4.106. De onderdelen (iii) en (v) van het gevorderde liggen voor toewijzing gereed in dier voege dat voor recht zal worden verklaard dat Tradman NL onrechtmatig jegens de Belastingdienst heeft gehandeld door onrechtmatige handel in en misbruik van kasgeldvennootschappen, waarbij zij als trustkantoor de op haar rustende integriteitsnormen heeft geschonden. Voorts zal voor recht worden verklaard dat zij hoofdelijk aansprakelijk is voor de schade die de Belastingdienst als gevolg van deze onrechtmatige daad heeft geleden en nog zal lijden, nader op te maken bij staat en te vereffenen volgens de wet.
In beide zaken
Aan het zicht onttrokken vennootschappen
4.107. Aan onderdeel (iv) van zijn vordering legt de Belastingdienst ten grondslag dat Tradman NL, [gedaagde 1] en [gedaagde 2] onrechtmatig tegenover hem hebben gehandeld, kort gezegd omdat zij hebben bewerkstelligd dat de buitenlandse, maar in Nederland belastingplichtige, vennootschappen Marsannay en Kooilust/Fenchurch aan het zicht van de Belastingdienst onttrokken zijn. Als gevolg daarvan heeft de Belastingdienst niet (tijdig) aanslagen kunnen opleggen en alsnog opgelegde aanslagen niet kunnen innen of verhalen.

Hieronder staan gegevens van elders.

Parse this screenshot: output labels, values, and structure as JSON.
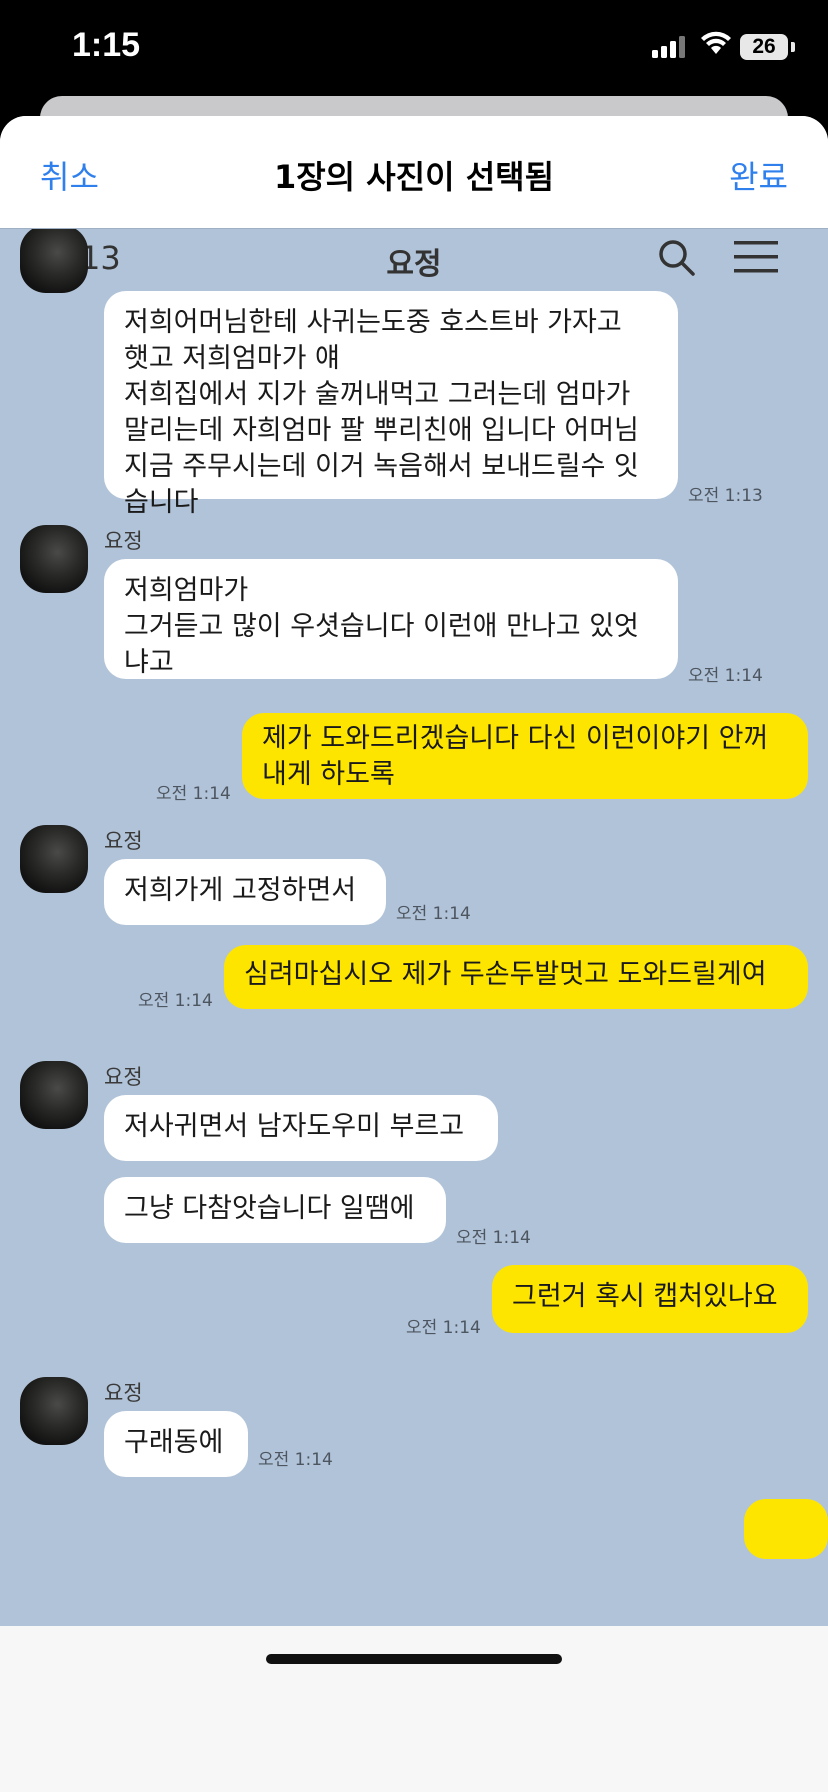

In de zaak Belastingdienst / Tradman FS, Tradman IP, TMF, [gedaagde 1] en [gedaagde 2]
4.108. Ook ten aanzien van dit onderdeel van de vordering begrijpt de rechtbank dat voor “Tradman FS” en “Tradman IP” gelezen dient te worden “Tradman NL”. De rechtbank verwijst in dit verband naar hetgeen is overwogen in 4.49.
In beide zaken
4.109. Het verwijt dat de Belastingdienst aan Tradman NL, [gedaagde 1] en [gedaagde 2] maakt komt in wezen erop neer dat Marsannay en Kooilust/Fenchurch als door [naam broer 1] gecontroleerde vennootschappen, hoewel formeel in het buitenland gevestigd, feitelijk vanuit Nederland actief waren en daardoor in Nederland belastingplichtig waren. Tradman NL, [gedaagde 1] en [gedaagde 2] hebben het bestaan van Marsannay en Kooilust/Fenchurch echter voor de Belastingdienst verborgen gehouden, waardoor niet of pas veel later dan had behoren te geschieden, aanslagen vennootschapsbelasting konden worden opgelegd, aldus de Belastingdienst.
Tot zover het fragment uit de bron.